No More Tax Exemption for Hollywood

 

RICHMOND, Va. -- Suggestions from a report by Virginia’s Joint Legislative Audit and Review Commission could lead to the commonwealth’s film-tax incentive programs being cut or altered, which would impact the local film industry.

     Virginia has been the backdrop for many major motion pictures and TV series. Including Sony Picture’s 2012 film “Captain Phillips” and AMC’s “Turn.”

     The commonwealth has two different incentive funds. The Motion Picture Opportunity Fund provides grants, and the Virginia Motion Picture Tax Credit Fund provides refundable tax credits. Companies also receive tax refunds on equipment and supply purchases.
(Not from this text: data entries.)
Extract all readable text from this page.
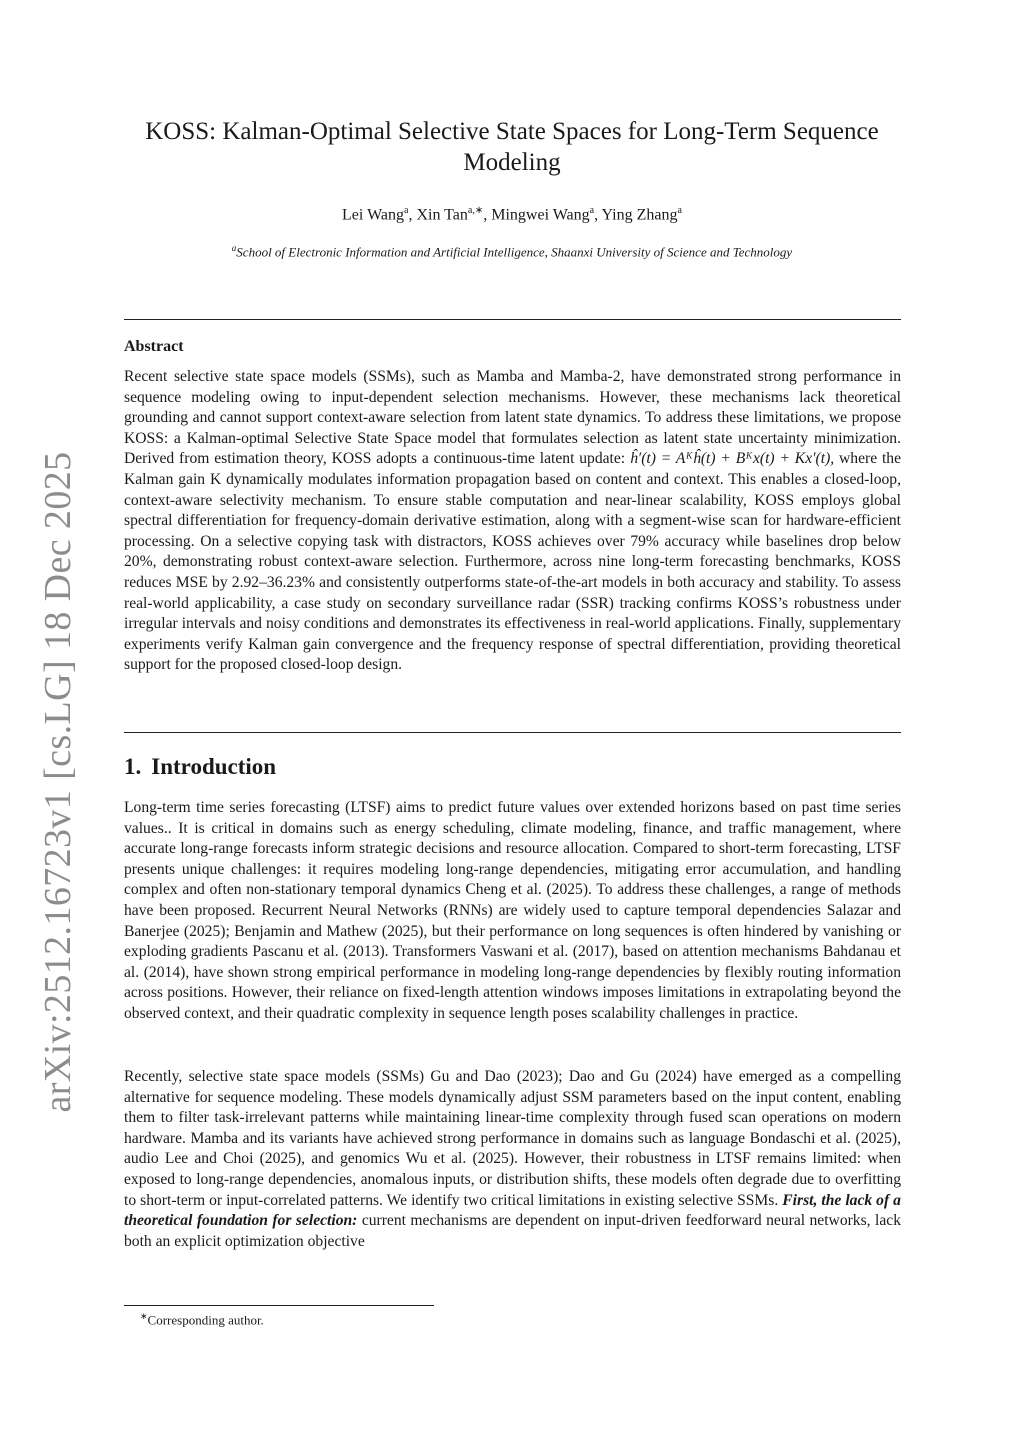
arXiv:2512.16723v1 [cs.LG] 18 Dec 2025
KOSS: Kalman-Optimal Selective State Spaces for Long-Term Sequence
Modeling
Lei Wang$^a$, Xin Tan$^{a,∗}$, Mingwei Wang$^a$, Ying Zhang$^a$
$^a$School of Electronic Information and Artificial Intelligence, Shaanxi University of Science and Technology
Abstract

Recent selective state space models (SSMs), such as Mamba and Mamba-2, have demonstrated strong performance in sequence modeling owing to input-dependent selection mechanisms. However, these mechanisms lack theoretical grounding and cannot support context-aware selection from latent state dynamics. To address these limitations, we propose KOSS: a Kalman-optimal Selective State Space model that formulates selection as latent state uncertainty minimization. Derived from estimation theory, KOSS adopts a continuous-time latent update: ĥ′(t) = Aᴷĥ(t) + Bᴷx(t) + Kx′(t), where the Kalman gain K dynamically modulates information propagation based on content and context. This enables a closed-loop, context-aware selectivity mechanism. To ensure stable computation and near-linear scalability, KOSS employs global spectral differentiation for frequency-domain derivative estimation, along with a segment-wise scan for hardware-efficient processing. On a selective copying task with distractors, KOSS achieves over 79% accuracy while baselines drop below 20%, demonstrating robust context-aware selection. Furthermore, across nine long-term forecasting benchmarks, KOSS reduces MSE by 2.92–36.23% and consistently outperforms state-of-the-art models in both accuracy and stability. To assess real-world applicability, a case study on secondary surveillance radar (SSR) tracking confirms KOSS’s robustness under irregular intervals and noisy conditions and demonstrates its effectiveness in real-world applications. Finally, supplementary experiments verify Kalman gain convergence and the frequency response of spectral differentiation, providing theoretical support for the proposed closed-loop design.

1. Introduction

Long-term time series forecasting (LTSF) aims to predict future values over extended horizons based on past time series values.. It is critical in domains such as energy scheduling, climate modeling, finance, and traffic management, where accurate long-range forecasts inform strategic decisions and resource allocation. Compared to short-term forecasting, LTSF presents unique challenges: it requires modeling long-range dependencies, mitigating error accumulation, and handling complex and often non-stationary temporal dynamics Cheng et al. (2025). To address these challenges, a range of methods have been proposed. Recurrent Neural Networks (RNNs) are widely used to capture temporal dependencies Salazar and Banerjee (2025); Benjamin and Mathew (2025), but their performance on long sequences is often hindered by vanishing or exploding gradients Pascanu et al. (2013). Transformers Vaswani et al. (2017), based on attention mechanisms Bahdanau et al. (2014), have shown strong empirical performance in modeling long-range dependencies by flexibly routing information across positions. However, their reliance on fixed-length attention windows imposes limitations in extrapolating beyond the observed context, and their quadratic complexity in sequence length poses scalability challenges in practice.

Recently, selective state space models (SSMs) Gu and Dao (2023); Dao and Gu (2024) have emerged as a compelling alternative for sequence modeling. These models dynamically adjust SSM parameters based on the input content, enabling them to filter task-irrelevant patterns while maintaining linear-time complexity through fused scan operations on modern hardware. Mamba and its variants have achieved strong performance in domains such as language Bondaschi et al. (2025), audio Lee and Choi (2025), and genomics Wu et al. (2025). However, their robustness in LTSF remains limited: when exposed to long-range dependencies, anomalous inputs, or distribution shifts, these models often degrade due to overfitting to short-term or input-correlated patterns. We identify two critical limitations in existing selective SSMs. First, the lack of a theoretical foundation for selection: current mechanisms are dependent on input-driven feedforward neural networks, lack both an explicit optimization objective

∗Corresponding author.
     “Nearly all (95 percent) productions that received a Virginia film-tax credit or grant would not have filmed in the state without the incentive,” the JLARC report states.

     Under Gov. Terry McAuliffe, spending on film incentives doubled the past two years. In 2014, the commonwealth’s spending on tax exemptions, grants and tax credits totaled $7 million. While in 2016, Virginia spent $14.3 million.

     “The return in state revenue from the incentive for every dollar spent in incentive awards is also low for both the tax credit and the grant,” the report states.

     The commonwealth only received $0.20 for every $1 it spent on tax credits and $0.30 from grants during the past four fiscal years. The JLARC report suggests eliminating the two programs or improving on the current ones to be more beneficial economically.

    Nikita Moyer, the administrative coordinator of the VCU Arts Cinema Program, says this change negatively could impact the cinema students and the local industry.

     “Fewer film incentives means less big budget films and television shows (are) interested in filming in Virginia,” Moyer stated in an email. “And this translates into fewer entry-level jobs and career growth opportunities locally.”

     The JLARC report states Virginia is home to less than one percent of the total film employment across the country. In comparison, California and New York make up 67 percent.

    The cinema program has in the past worked on other large-scale productions such as “Macbeth” and Stephen Spielberg’s “Lincoln.”

     According to Moyer, there are 22 current and former cinema students working on “Homeland,” a thriller series filming it’s seventh season here in Virginia.

     Moyer says prior to the work of the Virginia Film Office to increase the commonwealth’s film incentives, finding a sustainable career in film in Virginia was near impossible.